Dass ich mal sowas haben werde, hätte ich nie gedacht, eine Stammkneipe. Sowas verband ich immer mit älteren Herren, dem obligatorischen, gusseisernen Schild "Stammtisch" und sehr gewöhnungsbedürftigen Begrüßungsritualen. Und nun sitzt ich auch am Stammtisch, MAHLZEIT, klopf, klopf!
Aber stopp! Da gibt es dann doch ein paar kleine, aber feine Unterschiede. Zum einen sind alle Anwesenden jung und knackig. Außerdem geschlechtlich, kulturell und national bunt gemischt.
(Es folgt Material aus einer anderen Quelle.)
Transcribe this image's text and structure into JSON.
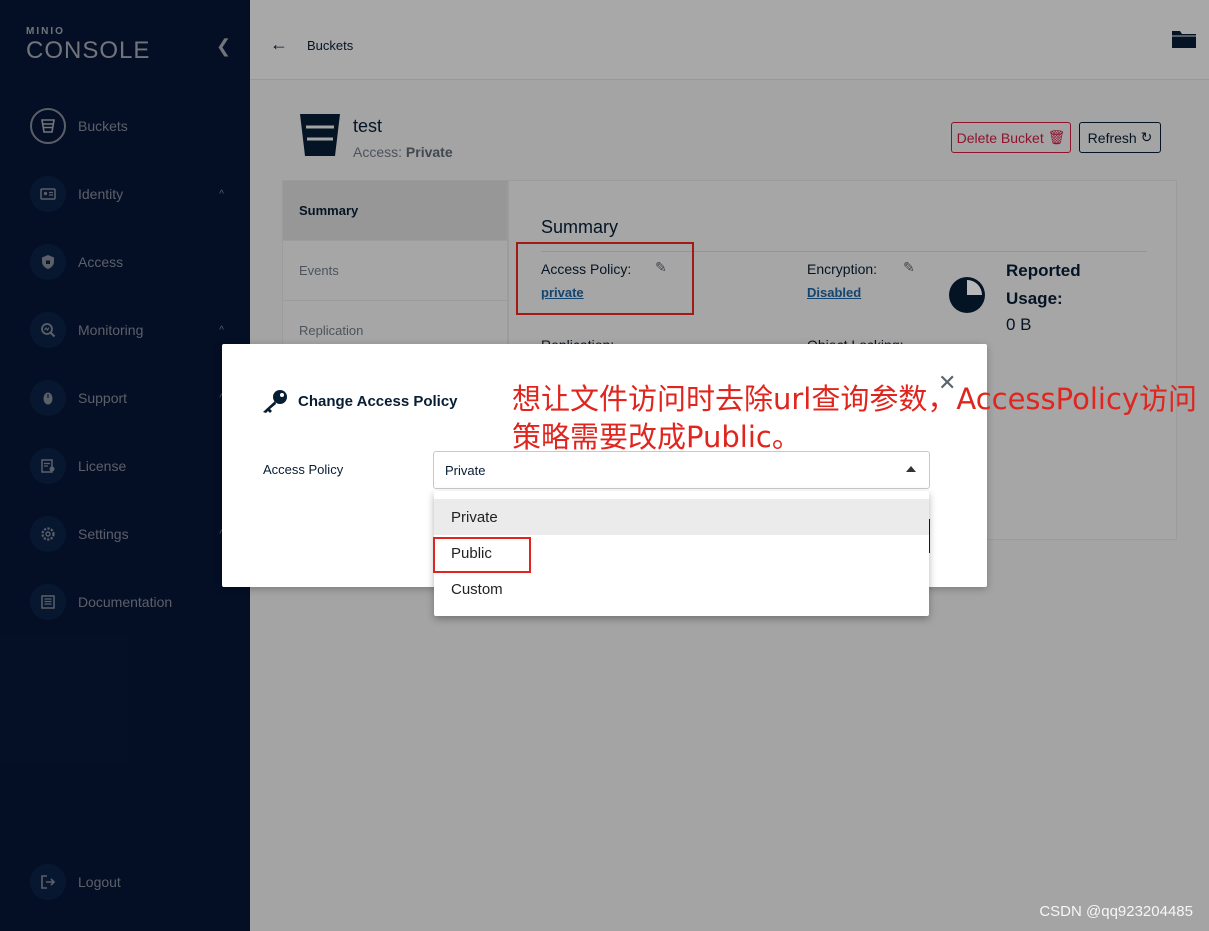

Den Wirt kenne ich auch nicht mit Vornamen, obwohl das vermutlich der erste Namen sein wird, denn er mir nennt, falls ich ihn danach fragen werde. Und an den Tisch wird ja schon mal garnichts gebracht. Alles muss man sich selbst an der Theke holen und auf die Gläser Pfand zahlen. Und der Tisch, falls man Nieren-, Sofa- und Coachtische als Tisch durchgehen lässt, ist auch nicht immer der gleiche. Kulinarisch ist ein heißes Würstchen mit Brot das Highlight, aber ich habe noch nie irgendjemand dort was essen gesehen. Es ist verraucht und laut, das einzige Dekoelement an den Wänden ist eine blaue Lichtschlauchkette, die da aber auch eher wie von der letzten Party vergessen, gelangweilt rumhängt.
Ja und heute gehe ich da wieder hin, in meine Stammkneipe. Ich freu mich, die Leute zu sehen, abzuhängen, relaxen und einfach mich treiben zu lassen. Und das Pfand werde ich auch diesmal wieder vergessen und nicht holen, aber das ist dann eigentlich auch total egal.